Si en Buda Tezuka contaba, de manera muy sui generis, la historia del joven Siddartha y en Fénix se valía de la fantasía y la ciencia ficción para diseccionar al ser humano o en Adolf era capaz, a través de tres personajes llamados Adolf, de hacernos una hermosísima reflexión sobre el poder y la guerra, ahora nos llega otra obra del mismo calado: El árbol que da sombra, en japonés y para los entendidos Hidamari no ki, literalmente, según nos dicen, "el árbol en la solana", una historia que Planeta de Agostini publicará en ocho tomos (vamos aún por el segundo) y donde Tezuka se vale de su enorme capacidad de narrador para contarnos, entre otras muchas cosas, la historia de la modernización de su país y el trauma que supuso pasar del shogunato a la apertura a occidente a mediados del siglo diecinueve.

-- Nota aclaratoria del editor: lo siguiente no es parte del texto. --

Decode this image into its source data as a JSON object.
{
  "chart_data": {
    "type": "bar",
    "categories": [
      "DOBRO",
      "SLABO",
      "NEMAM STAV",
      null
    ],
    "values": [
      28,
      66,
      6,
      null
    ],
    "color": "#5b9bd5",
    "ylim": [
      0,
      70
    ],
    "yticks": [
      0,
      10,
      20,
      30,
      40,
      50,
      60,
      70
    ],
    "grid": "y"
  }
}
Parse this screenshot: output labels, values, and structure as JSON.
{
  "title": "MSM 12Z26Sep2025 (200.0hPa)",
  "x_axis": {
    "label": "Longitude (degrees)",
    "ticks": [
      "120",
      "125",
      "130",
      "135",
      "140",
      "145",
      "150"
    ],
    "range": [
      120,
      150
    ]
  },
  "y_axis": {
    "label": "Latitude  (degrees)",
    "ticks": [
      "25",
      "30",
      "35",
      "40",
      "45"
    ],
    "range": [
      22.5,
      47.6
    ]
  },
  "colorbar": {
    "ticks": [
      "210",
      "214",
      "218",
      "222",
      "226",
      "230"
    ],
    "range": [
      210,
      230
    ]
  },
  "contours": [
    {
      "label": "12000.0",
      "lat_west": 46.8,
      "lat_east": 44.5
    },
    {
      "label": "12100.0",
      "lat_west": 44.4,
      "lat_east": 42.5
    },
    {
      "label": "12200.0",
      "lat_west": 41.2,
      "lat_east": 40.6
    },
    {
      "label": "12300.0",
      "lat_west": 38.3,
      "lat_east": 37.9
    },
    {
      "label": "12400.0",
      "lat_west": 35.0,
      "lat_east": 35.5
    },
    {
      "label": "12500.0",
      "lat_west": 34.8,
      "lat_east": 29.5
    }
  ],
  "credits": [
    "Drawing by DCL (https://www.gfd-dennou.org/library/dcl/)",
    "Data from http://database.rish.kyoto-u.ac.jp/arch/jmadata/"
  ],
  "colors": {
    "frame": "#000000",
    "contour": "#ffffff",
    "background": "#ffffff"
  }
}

Tezuka nos cuenta la historia de su bisabuelo, Ryôan Tezuka médico como fue él, un joven algo tarambana que siente debilidad por las mujeres y está a favor de la "medicina holandesa" (es decir, la medicina occidental), y del imaginario samurái Manjirô Ibuya, apasionado y mala pata, espadachín pobre al servicio de los grandes señores que van a venirse a menos y enamorado, como el propio Tezuka, de la misma mujer. Entre rivalidades y honores, el retrato de una época y la alegoría del título que aquí hemos perdido, aunque se empeñen en explicarlo: Ese árbol a la solana es el propio shogunato, fuerte por fuera pero podrido y seco por dentro, y condenado a la muerte. Quizá habría sido más sencillo traducir la obra como "El árbol al sol" (como los franceses, una de cuyas portadas tienen ustedes ahí arribita a la derecha), o "El árbol podrido" o "El árbol hueco", pero la poca sutileza en las traducciones del japonés son algo a lo que por desgracia nos tienen acostumbrados (recordemos el absurdo de "El almanaque de mi padre" cuando "El velatorio de mi padre" tiene más fuerza y aclara mejor de qué va ese genial tebeo que ya tardan en reeditar en un solo tomo). No sé cómo hablarán los personajes en la versión original (o la francesa) pero a veces chocan expresiones muy de aquí (¡un samurai diciendo "olé"!) que podrían haberse limado un poquito: no todo el mundo tiene que hablar como nos han hecho creer durante décadas que hablan los superhéroes adolescentes.
De lectura absorbente, lleno de datos que fascinan (y con unas notas a pie de página o de viñeta que, de puro chiquititas, no se ven: quizá sería mejor poner todas las notas al final, señores), El árbol que da sombra sorprende de continuo por esa enorme capacidad de Tezuka de amar a sus personajes y hacer que el lector los ame inmediatamente, y de comprender a los villanos (que los hay, claro), y de pasar sin solución de continuidad, como por arte de magia, del humor más descacharrante a la tragedia más absoluta. Una obra maestra más, ya les digo. Me muerdo las uñas deseando ver cómo encajan estos dos personajes, médico y samurai, enemigos jurados y en el fondo amigos del alma, todos los cambios que se les van a venir encima con la guerra civil encubierta entre los partidarios del shogun y los del emperador, mientras las naves negras de los americanos, o sea, el futuro de ellos, el futuro de todos, esperan en la bahía a que se abran las líneas de comercio.